Anxiety Rules UK Housing Market

The Council of Mortgage Lenders released recent figures indicating total mortgage lending will have to pick up the pace to simply equal figures from last year. Overall, during the first half of this year a total of 33.5 billion pounds was approved for mortgage lending, down more than 2% compared with last year. Causes of the decrease continue to dominate the economic landscape. High inflation and high unemployment fears remain, as the housing market stays ready for a much-needed shot in the arm.
The dismal figures keep pouring out of the housing market, as the third quarter has begun with no concrete indications of more relief. Gross lending is now more than 50% off the mark compared with the second quarter of 2008.

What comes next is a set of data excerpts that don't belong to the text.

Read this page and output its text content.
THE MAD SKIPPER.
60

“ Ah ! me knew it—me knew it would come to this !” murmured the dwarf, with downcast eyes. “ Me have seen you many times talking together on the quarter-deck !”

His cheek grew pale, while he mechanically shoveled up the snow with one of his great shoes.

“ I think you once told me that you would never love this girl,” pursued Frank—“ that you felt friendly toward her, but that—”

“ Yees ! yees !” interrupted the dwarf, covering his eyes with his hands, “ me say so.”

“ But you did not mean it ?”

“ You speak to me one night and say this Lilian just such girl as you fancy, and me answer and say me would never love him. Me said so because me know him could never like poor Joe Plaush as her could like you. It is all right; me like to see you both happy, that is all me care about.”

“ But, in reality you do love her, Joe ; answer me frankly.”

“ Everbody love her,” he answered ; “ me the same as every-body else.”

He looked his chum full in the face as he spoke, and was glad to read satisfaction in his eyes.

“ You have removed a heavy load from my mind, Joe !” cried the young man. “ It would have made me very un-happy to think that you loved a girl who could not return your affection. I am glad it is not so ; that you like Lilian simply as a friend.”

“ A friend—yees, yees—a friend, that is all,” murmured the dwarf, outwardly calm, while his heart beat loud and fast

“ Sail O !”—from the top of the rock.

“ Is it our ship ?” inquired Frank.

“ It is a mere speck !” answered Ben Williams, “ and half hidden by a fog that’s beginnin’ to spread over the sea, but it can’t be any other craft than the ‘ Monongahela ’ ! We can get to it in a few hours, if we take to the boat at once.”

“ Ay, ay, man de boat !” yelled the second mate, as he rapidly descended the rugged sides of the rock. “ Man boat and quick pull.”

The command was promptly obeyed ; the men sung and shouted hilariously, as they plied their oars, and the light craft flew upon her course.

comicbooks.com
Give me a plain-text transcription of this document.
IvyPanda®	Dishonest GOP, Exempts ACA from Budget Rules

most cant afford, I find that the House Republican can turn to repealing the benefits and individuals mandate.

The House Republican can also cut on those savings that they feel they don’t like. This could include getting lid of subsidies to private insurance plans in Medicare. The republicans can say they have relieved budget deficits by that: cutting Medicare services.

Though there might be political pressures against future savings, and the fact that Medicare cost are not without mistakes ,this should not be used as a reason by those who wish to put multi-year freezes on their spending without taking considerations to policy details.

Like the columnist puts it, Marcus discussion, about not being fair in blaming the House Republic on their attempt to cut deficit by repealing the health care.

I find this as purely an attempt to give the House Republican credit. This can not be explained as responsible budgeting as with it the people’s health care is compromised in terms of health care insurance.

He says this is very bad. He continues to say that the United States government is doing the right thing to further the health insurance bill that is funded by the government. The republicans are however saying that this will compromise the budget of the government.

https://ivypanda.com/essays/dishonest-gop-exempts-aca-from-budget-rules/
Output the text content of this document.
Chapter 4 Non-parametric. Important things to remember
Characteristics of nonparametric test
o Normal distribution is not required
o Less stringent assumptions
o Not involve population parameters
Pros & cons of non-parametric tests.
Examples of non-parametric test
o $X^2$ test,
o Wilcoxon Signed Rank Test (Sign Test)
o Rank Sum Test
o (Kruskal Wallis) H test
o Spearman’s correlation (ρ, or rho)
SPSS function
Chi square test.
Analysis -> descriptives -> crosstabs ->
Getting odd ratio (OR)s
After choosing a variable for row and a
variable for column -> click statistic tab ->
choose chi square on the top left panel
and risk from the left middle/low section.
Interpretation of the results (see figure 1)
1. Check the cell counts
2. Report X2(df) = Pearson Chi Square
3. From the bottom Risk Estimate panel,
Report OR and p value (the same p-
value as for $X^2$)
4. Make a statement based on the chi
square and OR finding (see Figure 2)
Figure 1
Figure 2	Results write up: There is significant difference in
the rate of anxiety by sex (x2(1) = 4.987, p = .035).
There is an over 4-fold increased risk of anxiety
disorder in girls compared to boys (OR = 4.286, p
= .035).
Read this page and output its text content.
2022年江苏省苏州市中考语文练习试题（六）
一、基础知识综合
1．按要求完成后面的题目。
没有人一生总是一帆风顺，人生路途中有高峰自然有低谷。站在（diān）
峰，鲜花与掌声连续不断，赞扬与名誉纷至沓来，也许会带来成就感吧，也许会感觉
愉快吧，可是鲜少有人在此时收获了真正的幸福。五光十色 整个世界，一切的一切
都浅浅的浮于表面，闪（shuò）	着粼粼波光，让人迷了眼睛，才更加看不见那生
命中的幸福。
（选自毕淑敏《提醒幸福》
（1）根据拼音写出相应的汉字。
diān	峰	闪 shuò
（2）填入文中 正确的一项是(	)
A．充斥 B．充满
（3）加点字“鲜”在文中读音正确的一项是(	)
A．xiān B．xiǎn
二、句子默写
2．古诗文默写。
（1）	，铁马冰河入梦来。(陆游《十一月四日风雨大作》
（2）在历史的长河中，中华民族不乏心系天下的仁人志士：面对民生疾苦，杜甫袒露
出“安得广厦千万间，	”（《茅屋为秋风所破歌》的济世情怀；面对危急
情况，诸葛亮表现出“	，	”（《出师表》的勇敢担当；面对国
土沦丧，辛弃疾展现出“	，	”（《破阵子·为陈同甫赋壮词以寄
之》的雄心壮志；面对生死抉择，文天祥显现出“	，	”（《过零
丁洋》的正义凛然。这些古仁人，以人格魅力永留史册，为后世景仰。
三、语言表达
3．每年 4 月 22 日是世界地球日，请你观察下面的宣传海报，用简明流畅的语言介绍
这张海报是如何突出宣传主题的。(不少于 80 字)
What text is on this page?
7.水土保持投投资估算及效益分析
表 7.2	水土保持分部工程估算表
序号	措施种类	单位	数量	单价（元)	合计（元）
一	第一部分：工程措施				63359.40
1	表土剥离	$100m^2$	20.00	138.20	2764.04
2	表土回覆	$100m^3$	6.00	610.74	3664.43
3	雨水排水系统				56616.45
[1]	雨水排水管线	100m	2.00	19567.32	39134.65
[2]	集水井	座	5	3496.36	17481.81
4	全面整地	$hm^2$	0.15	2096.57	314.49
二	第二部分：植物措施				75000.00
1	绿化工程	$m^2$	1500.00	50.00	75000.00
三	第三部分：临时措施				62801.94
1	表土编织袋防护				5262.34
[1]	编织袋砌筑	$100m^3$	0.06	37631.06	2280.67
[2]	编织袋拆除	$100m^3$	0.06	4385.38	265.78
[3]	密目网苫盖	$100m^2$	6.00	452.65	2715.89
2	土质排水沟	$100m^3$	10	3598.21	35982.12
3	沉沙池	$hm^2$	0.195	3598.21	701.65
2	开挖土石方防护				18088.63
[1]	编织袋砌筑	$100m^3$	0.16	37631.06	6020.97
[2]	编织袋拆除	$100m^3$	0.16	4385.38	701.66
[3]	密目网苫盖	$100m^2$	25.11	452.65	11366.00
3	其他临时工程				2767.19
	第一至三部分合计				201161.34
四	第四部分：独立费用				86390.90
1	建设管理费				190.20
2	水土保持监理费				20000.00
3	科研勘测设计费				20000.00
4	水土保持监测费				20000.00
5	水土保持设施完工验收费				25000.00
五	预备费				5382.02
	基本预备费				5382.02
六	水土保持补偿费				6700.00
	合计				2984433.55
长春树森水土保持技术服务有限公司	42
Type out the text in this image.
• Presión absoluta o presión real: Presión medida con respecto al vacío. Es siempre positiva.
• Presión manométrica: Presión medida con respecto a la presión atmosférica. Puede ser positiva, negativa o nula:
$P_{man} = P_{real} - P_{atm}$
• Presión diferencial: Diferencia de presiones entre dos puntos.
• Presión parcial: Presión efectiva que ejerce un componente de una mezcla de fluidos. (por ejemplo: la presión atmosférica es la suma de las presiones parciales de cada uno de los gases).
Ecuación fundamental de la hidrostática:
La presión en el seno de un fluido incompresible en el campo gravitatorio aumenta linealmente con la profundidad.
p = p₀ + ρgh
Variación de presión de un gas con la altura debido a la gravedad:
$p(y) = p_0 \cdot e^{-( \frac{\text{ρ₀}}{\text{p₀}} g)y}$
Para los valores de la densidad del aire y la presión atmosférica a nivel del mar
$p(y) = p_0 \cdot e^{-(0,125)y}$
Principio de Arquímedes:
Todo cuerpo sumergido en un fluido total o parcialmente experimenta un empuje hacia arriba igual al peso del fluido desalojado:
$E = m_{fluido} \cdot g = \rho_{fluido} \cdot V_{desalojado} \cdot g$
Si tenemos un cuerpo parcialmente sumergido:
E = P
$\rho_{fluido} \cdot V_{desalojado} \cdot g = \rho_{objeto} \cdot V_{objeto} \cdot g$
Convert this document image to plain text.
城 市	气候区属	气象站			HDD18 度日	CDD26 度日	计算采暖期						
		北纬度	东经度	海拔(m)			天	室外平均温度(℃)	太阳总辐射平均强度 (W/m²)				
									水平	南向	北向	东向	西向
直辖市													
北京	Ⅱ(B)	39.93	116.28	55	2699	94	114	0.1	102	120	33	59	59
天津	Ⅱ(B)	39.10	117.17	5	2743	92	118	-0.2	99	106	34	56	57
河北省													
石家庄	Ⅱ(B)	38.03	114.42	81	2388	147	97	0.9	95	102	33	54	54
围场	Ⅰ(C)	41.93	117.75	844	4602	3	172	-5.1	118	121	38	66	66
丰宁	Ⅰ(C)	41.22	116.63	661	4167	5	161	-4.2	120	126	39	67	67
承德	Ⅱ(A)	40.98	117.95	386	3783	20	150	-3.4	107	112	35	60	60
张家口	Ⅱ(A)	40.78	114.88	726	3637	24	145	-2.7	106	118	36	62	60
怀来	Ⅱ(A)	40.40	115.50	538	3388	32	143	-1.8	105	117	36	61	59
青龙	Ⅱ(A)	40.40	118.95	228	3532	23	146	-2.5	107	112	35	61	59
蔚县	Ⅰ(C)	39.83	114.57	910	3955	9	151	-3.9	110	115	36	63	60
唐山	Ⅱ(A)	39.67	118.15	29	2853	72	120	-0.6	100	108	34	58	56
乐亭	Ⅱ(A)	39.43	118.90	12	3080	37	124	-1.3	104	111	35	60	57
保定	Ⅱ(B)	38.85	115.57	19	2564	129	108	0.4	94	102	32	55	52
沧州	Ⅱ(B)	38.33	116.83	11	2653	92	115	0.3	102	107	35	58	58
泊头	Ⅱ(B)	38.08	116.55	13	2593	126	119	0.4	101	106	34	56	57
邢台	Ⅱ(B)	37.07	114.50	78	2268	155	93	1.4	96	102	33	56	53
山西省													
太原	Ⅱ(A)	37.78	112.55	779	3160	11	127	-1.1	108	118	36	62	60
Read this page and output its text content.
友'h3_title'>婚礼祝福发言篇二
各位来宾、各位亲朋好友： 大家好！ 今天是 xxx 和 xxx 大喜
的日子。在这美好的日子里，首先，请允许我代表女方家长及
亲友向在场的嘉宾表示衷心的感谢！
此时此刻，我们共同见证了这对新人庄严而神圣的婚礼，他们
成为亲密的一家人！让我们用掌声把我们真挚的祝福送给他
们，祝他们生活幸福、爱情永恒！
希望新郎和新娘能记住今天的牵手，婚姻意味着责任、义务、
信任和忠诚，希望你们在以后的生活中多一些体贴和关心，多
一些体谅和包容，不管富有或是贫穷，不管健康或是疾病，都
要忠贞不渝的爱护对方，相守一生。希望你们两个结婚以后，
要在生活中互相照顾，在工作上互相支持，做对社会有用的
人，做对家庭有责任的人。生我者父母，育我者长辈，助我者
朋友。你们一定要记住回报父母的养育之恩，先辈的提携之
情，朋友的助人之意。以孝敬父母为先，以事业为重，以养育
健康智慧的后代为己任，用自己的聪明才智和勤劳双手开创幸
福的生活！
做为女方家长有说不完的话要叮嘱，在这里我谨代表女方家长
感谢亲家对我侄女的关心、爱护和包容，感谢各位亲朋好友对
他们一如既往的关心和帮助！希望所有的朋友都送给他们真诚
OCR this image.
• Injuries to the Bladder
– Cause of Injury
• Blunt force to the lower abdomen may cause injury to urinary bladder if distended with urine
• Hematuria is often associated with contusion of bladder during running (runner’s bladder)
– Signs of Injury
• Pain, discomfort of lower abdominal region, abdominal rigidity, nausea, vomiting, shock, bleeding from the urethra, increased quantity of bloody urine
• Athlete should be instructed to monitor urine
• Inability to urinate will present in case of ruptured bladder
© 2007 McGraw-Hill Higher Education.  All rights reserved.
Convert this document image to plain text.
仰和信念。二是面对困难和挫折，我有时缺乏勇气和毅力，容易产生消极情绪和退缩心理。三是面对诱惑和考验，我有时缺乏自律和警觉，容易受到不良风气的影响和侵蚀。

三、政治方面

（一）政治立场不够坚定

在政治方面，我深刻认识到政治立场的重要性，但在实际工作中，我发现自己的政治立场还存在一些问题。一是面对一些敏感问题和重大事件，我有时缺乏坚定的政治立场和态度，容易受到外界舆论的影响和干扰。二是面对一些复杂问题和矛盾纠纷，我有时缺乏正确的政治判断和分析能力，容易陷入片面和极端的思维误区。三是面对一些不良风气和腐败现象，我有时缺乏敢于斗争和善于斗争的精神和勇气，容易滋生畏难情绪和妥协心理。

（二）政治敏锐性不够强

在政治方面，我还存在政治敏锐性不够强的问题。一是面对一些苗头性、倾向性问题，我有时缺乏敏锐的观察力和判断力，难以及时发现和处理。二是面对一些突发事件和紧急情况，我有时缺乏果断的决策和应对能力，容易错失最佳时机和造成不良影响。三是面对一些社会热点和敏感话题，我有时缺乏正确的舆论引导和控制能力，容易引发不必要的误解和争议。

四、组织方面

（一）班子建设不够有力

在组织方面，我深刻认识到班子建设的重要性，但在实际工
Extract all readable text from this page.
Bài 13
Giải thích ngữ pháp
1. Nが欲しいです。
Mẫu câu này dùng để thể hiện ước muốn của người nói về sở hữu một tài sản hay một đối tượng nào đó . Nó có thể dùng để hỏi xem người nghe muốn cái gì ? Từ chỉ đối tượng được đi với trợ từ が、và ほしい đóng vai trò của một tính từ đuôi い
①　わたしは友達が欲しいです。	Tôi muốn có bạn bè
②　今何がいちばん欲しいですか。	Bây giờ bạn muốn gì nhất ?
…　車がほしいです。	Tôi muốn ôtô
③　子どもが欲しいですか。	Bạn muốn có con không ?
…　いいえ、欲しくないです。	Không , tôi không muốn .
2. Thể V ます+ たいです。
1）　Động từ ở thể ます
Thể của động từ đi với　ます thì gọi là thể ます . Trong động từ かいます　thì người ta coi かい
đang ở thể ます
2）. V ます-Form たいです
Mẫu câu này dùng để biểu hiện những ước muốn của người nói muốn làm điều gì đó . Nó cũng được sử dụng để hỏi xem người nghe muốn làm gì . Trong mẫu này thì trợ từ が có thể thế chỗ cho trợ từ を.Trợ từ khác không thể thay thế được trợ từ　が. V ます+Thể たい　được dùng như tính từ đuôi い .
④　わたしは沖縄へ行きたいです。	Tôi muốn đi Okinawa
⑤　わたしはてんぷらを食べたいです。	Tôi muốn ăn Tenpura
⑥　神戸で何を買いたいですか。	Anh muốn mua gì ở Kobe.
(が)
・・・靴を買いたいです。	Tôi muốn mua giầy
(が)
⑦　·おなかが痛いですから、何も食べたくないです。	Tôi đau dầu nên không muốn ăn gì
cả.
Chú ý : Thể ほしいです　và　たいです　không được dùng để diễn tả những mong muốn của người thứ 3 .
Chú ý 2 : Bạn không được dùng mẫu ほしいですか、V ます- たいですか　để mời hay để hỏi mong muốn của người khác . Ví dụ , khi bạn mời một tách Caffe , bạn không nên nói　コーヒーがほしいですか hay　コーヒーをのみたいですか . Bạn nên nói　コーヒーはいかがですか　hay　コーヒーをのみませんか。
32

The chief economist from the CML, Bob Pannell, commented on the continuing economic woes, saying: “The UK economy continues to experience disappointing economic growth, strong consumer price pressures, falling disposable incomes and an uncertain jobs market. This backdrop weighs negatively on purchase decisions relating to home ownership.”
Richard Sexton, of e.surv, believes the slight surge in housing figures from June were just a sprinkling, and that most lenders were simply trying to meet their mid-year lending goals.
He also commented on the difficult chore at hand for lenders, saying: “In reality, lenders are stuck between a rock and a hard pace. On the one hand they have a commitment to improve their capital, while on the other they are under political pressure to increase lending. These competing views are totally irreconcilable.
“If anything, the next few months are likely to see suppressed activity while lenders recoup equity and nurse balance sheets that still have to juggle a variety of risks.”